BY SAM SPOKONY | In a surprising turn of events, the Department of Transportation has reversed its controversial decision to place a Greyhound intercity bus stop near a Lower East Side park, drawing cheers from residents and politicians who spent weeks arguing against the proposal.
But a source said it’s likely that the sidewalk location outside 3 Essex St. — just outside Seward Park, which houses the city’s oldest playground — will still be considered for a bus stop at some point in the future.
The move to deny the stop was announced on Tuesday, just days after D.O.T. initially approved Greyhound’s proposal, in a joint statement released by state Senator Daniel Squadron, Assembly Speaker Sheldon Silver and Councilwoman Margaret Chin and confirmed by D.O.T.

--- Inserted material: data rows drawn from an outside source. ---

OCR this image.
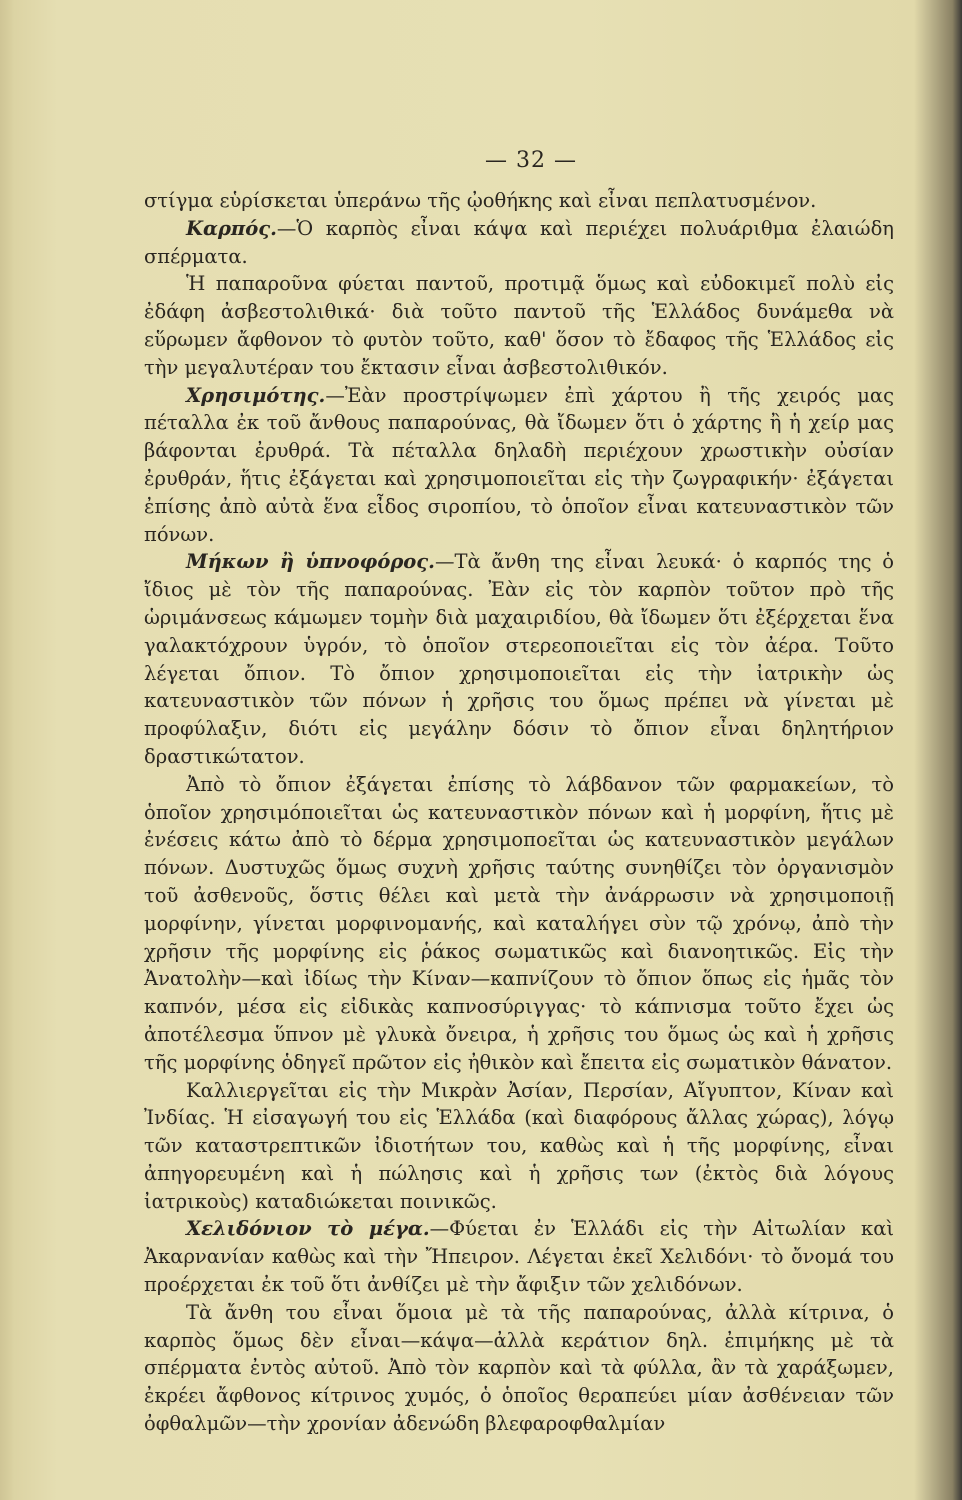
— 32 —

στίγμα εὑρίσκεται ὑπεράνω τῆς ᾠοθήκης καὶ εἶναι πεπλατυσμένον.

Καρπός.—Ὁ καρπὸς εἶναι κάψα καὶ περιέχει πολυάριθμα ἐλαιώδη σπέρματα.

Ἡ παπαροῦνα φύεται παντοῦ, προτιμᾷ ὅμως καὶ εὐδοκιμεῖ πολὺ εἰς ἐδάφη ἀσβεστολιθικά· διὰ τοῦτο παντοῦ τῆς Ἑλλάδος δυνάμεθα νὰ εὕρωμεν ἄφθονον τὸ φυτὸν τοῦτο, καθ' ὅσον τὸ ἔδαφος τῆς Ἑλλάδος εἰς τὴν μεγαλυτέραν του ἔκτασιν εἶναι ἀσβεστολιθικόν.

Χρησιμότης.—Ἐὰν προστρίψωμεν ἐπὶ χάρτου ἢ τῆς χειρός μας πέταλλα ἐκ τοῦ ἄνθους παπαρούνας, θὰ ἴδωμεν ὅτι ὁ χάρτης ἢ ἡ χείρ μας βάφονται ἐρυθρά. Τὰ πέταλλα δηλαδὴ περιέχουν χρωστικὴν οὐσίαν ἐρυθράν, ἥτις ἐξάγεται καὶ χρησιμοποιεῖται εἰς τὴν ζωγραφικήν· ἐξάγεται ἐπίσης ἀπὸ αὐτὰ ἕνα εἶδος σιροπίου, τὸ ὁποῖον εἶναι κατευναστικὸν τῶν πόνων.

Μήκων ἢ ὑπνοφόρος.—Τὰ ἄνθη της εἶναι λευκά· ὁ καρπός της ὁ ἴδιος μὲ τὸν τῆς παπαρούνας. Ἐὰν εἰς τὸν καρπὸν τοῦτον πρὸ τῆς ὡριμάνσεως κάμωμεν τομὴν διὰ μαχαιριδίου, θὰ ἴδωμεν ὅτι ἐξέρχεται ἕνα γαλακτόχρουν ὑγρόν, τὸ ὁποῖον στερεοποιεῖται εἰς τὸν ἀέρα. Τοῦτο λέγεται ὄπιον. Τὸ ὄπιον χρησιμοποιεῖται εἰς τὴν ἰατρικὴν ὡς κατευναστικὸν τῶν πόνων ἡ χρῆσις του ὅμως πρέπει νὰ γίνεται μὲ προφύλαξιν, διότι εἰς μεγάλην δόσιν τὸ ὄπιον εἶναι δηλητήριον δραστικώτατον.

Ἀπὸ τὸ ὄπιον ἐξάγεται ἐπίσης τὸ λάβδανον τῶν φαρμακείων, τὸ ὁποῖον χρησιμόποιεῖται ὡς κατευναστικὸν πόνων καὶ ἡ μορφίνη, ἥτις μὲ ἐνέσεις κάτω ἀπὸ τὸ δέρμα χρησιμοποεῖται ὡς κατευναστικὸν μεγάλων πόνων. Δυστυχῶς ὅμως συχνὴ χρῆσις ταύτης συνηθίζει τὸν ὀργανισμὸν τοῦ ἀσθενοῦς, ὅστις θέλει καὶ μετὰ τὴν ἀνάρρωσιν νὰ χρησιμοποιῇ μορφίνην, γίνεται μορφινομανής, καὶ καταλήγει σὺν τῷ χρόνῳ, ἀπὸ τὴν χρῆσιν τῆς μορφίνης εἰς ῥάκος σωματικῶς καὶ διανοητικῶς. Εἰς τὴν Ἀνατολὴν—καὶ ἰδίως τὴν Κίναν—καπνίζουν τὸ ὄπιον ὅπως εἰς ἡμᾶς τὸν καπνόν, μέσα εἰς εἰδικὰς καπνοσύριγγας· τὸ κάπνισμα τοῦτο ἔχει ὡς ἀποτέλεσμα ὕπνον μὲ γλυκὰ ὄνειρα, ἡ χρῆσις του ὅμως ὡς καὶ ἡ χρῆσις τῆς μορφίνης ὁδηγεῖ πρῶτον εἰς ἠθικὸν καὶ ἔπειτα εἰς σωματικὸν θάνατον.

Καλλιεργεῖται εἰς τὴν Μικρὰν Ἀσίαν, Περσίαν, Αἴγυπτον, Κίναν καὶ Ἰνδίας. Ἡ εἰσαγωγή του εἰς Ἑλλάδα (καὶ διαφόρους ἄλλας χώρας), λόγῳ τῶν καταστρεπτικῶν ἰδιοτήτων του, καθὼς καὶ ἡ τῆς μορφίνης, εἶναι ἀπηγορευμένη καὶ ἡ πώλησις καὶ ἡ χρῆσις των (ἐκτὸς διὰ λόγους ἰατρικοὺς) καταδιώκεται ποινικῶς.

Χελιδόνιον τὸ μέγα.—Φύεται ἐν Ἑλλάδι εἰς τὴν Αἰτωλίαν καὶ Ἀκαρνανίαν καθὼς καὶ τὴν Ἤπειρον. Λέγεται ἐκεῖ Χελιδόνι· τὸ ὄνομά του προέρχεται ἐκ τοῦ ὅτι ἀνθίζει μὲ τὴν ἄφιξιν τῶν χελιδόνων.

Τὰ ἄνθη του εἶναι ὅμοια μὲ τὰ τῆς παπαρούνας, ἀλλὰ κίτρινα, ὁ καρπὸς ὅμως δὲν εἶναι—κάψα—ἀλλὰ κεράτιον δηλ. ἐπιμήκης μὲ τὰ σπέρματα ἐντὸς αὐτοῦ. Ἀπὸ τὸν καρπὸν καὶ τὰ φύλλα, ἂν τὰ χαράξωμεν, ἐκρέει ἄφθονος κίτρινος χυμός, ὁ ὁποῖος θεραπεύει μίαν ἀσθένειαν τῶν ὀφθαλμῶν—τὴν χρονίαν ἀδενώδη βλεφαροφθαλμίαν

Squadron, Silver and Chin wrote a letter to D.O.T. on Sept. 21 urging the agency to deny the application, which would have given Greyhound a permit to launch its new YO! Bus service, between New York City and Philadelphia, for a six-month period at the Essex. St. location. The permit would have granted eight round trips per day, transporting around 800 passengers at $12 per ticket.
Community Board 3’s Transportation Committee had unanimously voted to deny Greyhound’s application several weeks ago. Local residents also created an Internet petition against the proposal, which gained more than 1,300 electronic signatures.
Although D.O.T.’s reversal was immediately celebrated by many in the community, a source close to the situation told this newspaper it’s likely that the agency is keeping the Essex St. location on the table as a potential bus stop.
“I don’t think anybody was actually given the indication that this won’t ever happen there,” said the source, who needed to remain anonymous for professional reasons.
The source added that they believe D.O.T. will simply wait until new intercity bus permit legislation — authored by Squadron, Silver and Chin — goes into effect sometime in the next several months, before offering 3 Essex St. as a bus stop location.
This may prove difficult anyway, since the new legislation requires a more stringent community review process — including a 45-day notice and comment period, and mandatory community board consultation — before permit approval.
A vague statement sent by a D.O.T. spokesperson seemed to further imply that the agency still considers 3 Essex St. to be a viable bus stop choice.
“We will continue to review this [3 Essex St.] and other potential bus stop locations in coordination with the community,” the statement read.
When asked repeatedly to clarify the agency’s statement, the spokesperson refused to respond, and then stopped returning e-mails once this reporter asked whether or not D.O.T. is still considering the Essex. St. location.